The other day, I was chatting with a local small-business owner as we waited in line at the bank, and he told me he was leery of “that margins tax.” He hopes to gross over a million dollars this year in his retail business and said the 2 percent tax would hit him hard. I asked him which of the three deductions he intended to take, and he looked at me blankly and admitted he didn’t know much about them.

I reminded him he has a choice of deductions to reduce his tax obligation: 30 percent of revenue, the cost of his employees, or the cost of goods sold.

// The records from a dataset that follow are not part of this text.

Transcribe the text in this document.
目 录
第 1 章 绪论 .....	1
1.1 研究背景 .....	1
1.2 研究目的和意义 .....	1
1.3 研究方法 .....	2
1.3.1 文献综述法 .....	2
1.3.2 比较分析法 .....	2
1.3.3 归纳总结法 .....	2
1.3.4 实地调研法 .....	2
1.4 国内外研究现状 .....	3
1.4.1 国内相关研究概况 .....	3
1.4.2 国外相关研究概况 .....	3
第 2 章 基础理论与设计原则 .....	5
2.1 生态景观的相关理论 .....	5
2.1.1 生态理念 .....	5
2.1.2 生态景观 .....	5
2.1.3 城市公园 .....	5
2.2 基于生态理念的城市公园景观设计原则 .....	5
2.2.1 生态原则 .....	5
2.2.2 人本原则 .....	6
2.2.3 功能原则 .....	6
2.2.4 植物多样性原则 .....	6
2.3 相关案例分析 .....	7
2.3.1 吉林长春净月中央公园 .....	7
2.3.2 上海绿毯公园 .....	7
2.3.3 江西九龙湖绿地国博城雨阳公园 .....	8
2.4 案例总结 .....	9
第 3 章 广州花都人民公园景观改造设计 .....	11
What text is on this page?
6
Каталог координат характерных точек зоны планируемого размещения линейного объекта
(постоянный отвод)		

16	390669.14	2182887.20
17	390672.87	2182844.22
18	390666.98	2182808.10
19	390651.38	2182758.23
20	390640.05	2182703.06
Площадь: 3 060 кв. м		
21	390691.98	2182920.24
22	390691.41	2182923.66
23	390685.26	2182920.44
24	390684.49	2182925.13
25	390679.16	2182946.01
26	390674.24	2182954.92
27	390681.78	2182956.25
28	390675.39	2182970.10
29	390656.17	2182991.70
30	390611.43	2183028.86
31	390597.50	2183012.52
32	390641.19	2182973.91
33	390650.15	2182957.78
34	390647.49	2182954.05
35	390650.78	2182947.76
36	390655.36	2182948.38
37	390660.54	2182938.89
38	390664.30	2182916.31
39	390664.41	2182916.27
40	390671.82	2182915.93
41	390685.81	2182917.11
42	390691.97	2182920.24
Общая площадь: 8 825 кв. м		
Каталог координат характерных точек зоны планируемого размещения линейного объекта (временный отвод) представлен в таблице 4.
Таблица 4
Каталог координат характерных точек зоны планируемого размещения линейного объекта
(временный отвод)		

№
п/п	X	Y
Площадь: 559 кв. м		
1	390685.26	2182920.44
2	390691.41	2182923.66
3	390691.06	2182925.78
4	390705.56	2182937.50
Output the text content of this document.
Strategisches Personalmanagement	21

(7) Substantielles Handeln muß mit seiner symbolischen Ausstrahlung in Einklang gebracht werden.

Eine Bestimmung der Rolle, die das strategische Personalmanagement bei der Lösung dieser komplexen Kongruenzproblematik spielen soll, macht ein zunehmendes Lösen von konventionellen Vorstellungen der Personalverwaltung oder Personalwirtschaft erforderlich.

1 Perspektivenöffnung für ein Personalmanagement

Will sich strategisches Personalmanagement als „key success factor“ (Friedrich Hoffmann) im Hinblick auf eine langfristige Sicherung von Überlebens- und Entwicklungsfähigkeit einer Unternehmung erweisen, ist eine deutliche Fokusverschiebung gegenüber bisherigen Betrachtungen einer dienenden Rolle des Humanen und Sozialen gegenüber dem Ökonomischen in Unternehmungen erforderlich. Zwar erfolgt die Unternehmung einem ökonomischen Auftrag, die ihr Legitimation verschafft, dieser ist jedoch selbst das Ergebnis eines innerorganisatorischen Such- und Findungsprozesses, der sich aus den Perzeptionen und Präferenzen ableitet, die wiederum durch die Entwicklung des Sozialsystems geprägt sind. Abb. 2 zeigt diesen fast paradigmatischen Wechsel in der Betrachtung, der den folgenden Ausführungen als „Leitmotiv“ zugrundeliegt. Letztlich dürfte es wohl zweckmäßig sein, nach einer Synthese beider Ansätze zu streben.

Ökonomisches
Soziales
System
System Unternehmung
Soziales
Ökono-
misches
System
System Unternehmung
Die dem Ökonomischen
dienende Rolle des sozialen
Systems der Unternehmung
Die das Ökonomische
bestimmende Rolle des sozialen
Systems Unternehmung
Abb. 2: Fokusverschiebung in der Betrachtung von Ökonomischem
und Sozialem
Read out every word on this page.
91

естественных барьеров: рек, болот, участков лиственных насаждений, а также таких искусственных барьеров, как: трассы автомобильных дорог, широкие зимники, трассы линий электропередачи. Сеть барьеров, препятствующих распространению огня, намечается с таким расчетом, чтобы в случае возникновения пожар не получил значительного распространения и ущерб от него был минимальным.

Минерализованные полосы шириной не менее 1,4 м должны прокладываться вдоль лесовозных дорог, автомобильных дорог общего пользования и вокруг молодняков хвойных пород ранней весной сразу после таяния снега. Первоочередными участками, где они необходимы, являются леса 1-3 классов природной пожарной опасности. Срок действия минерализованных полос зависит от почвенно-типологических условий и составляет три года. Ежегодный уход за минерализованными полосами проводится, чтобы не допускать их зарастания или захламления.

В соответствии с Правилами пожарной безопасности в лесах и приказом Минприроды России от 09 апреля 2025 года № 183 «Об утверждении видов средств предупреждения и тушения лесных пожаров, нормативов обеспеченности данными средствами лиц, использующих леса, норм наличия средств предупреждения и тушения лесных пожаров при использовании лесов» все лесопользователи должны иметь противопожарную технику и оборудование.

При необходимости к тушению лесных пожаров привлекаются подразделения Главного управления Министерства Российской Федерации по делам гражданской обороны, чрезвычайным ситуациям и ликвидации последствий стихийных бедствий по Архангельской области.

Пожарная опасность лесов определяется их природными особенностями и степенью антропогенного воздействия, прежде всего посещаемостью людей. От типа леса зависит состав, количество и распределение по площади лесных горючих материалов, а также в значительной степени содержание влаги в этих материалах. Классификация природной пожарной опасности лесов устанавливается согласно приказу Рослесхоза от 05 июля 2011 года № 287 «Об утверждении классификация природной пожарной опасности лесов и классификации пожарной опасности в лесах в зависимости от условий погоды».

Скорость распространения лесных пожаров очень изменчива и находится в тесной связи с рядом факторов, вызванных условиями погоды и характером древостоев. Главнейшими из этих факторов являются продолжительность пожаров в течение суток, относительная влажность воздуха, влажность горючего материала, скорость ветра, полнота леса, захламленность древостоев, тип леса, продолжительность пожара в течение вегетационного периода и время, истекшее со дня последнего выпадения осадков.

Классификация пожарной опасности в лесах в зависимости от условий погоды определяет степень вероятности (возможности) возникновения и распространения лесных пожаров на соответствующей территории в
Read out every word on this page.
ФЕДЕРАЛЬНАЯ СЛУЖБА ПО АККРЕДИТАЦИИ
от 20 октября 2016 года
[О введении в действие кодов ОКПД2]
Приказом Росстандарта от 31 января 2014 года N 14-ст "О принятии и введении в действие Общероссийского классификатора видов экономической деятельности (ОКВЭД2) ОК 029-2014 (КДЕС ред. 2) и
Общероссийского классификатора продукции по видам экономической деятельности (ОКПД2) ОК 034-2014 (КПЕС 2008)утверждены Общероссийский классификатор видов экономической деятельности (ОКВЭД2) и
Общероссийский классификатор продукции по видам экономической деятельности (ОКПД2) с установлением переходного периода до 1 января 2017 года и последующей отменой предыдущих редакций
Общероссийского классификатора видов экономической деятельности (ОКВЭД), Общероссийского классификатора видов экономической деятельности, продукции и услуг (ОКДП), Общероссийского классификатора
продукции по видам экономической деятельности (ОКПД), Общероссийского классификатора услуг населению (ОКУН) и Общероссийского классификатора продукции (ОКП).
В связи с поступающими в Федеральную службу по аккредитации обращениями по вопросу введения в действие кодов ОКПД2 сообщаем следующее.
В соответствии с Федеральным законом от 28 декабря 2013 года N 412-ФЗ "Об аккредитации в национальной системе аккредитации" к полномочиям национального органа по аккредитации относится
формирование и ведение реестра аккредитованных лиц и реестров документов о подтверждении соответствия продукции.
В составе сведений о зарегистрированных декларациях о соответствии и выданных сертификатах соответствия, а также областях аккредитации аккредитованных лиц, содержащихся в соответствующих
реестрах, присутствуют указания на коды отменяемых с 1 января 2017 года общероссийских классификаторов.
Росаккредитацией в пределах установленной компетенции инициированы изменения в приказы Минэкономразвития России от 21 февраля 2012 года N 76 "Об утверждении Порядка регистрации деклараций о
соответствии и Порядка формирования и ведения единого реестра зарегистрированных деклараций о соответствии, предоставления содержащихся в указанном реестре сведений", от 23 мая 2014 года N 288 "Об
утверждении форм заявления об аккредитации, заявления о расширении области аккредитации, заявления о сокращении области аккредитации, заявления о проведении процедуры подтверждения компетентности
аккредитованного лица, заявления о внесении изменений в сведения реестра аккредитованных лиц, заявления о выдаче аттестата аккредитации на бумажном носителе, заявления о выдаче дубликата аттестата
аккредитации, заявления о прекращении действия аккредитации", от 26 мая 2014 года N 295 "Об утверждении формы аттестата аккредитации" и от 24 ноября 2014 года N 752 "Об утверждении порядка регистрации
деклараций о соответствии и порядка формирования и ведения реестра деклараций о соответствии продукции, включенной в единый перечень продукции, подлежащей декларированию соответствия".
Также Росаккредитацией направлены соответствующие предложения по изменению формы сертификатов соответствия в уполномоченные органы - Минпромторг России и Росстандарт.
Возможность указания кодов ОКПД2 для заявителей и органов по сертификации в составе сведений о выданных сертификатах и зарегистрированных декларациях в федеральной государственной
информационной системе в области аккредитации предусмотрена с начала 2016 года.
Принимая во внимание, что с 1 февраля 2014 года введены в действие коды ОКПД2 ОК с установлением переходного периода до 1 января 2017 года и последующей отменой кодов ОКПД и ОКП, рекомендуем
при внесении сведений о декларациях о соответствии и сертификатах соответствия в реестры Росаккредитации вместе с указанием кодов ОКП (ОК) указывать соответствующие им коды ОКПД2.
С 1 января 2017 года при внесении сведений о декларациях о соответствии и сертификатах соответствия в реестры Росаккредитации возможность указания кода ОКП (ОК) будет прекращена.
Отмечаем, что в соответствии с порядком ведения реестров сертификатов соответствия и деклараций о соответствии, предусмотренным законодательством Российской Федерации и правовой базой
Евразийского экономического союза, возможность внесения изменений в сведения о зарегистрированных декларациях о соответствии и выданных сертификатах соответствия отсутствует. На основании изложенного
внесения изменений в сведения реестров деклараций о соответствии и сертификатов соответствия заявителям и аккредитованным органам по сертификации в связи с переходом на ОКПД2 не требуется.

In Texas, a state with a similar margins tax and a thriving economy, most businesses are deducting the cost of goods sold, at an average rate of 83 percent, meaning they only pay the tax on the ’margin,’ the remaining 17 percent of their revenue.

He said he’d do the math and look at it again because he knows, with a new baby to constantly remind him, Nevada needs to increase its funding of education.

That leads to another lie the opponents of Question 3 are spreading, namely that the millions raised by the corporate tax won’t necessarily fund education.

Question 3 requires the money raised to be deposited in the Distributive School Account (DSA), the budget mechanism used to exclusively fund K-12 education. Opponents claim the Legislature could then reduce the general fund dollars it allocates to the DSA, replacing them with the margins tax revenue, for no net increase. While this is possible, it’s extremely unlikely due to bi-partisan support for more education funding to pull Nevada out of last place.

Opponents of Question 3 are also using their TV ads to scare Nevadans into believing they will lose their jobs if Question 3 passes, based on several studies that predict job loss—studies they paid for. Yet, in an independent review, the Reno Gazette-Journal found that there is likely to be a net job gain after implementation. Seems the big business-funded studies did not calculate the jobs that will be created by the new revenue.

And now we have the governor promising to “fix” the tax system in 2015. No details, of course. When asked if he envisions new taxes, he was coy: “You’ll find out.”

Sandoval has also been warning his attention to revenue will come at a price, namely reforms like charter schools and vouchers, tired efforts to weaken public education that have been rejected by Democratic majorities in the Legislature for many years.

So it’s on your shoulders, voters. Don’t be fooled by the lies and the exaggerated doomsday predictions from the big businesses whose motive is to avoid paying a corporate tax they pay in 47 other states.

Vote yes on Question 3 and lift Nevada out of the darkness.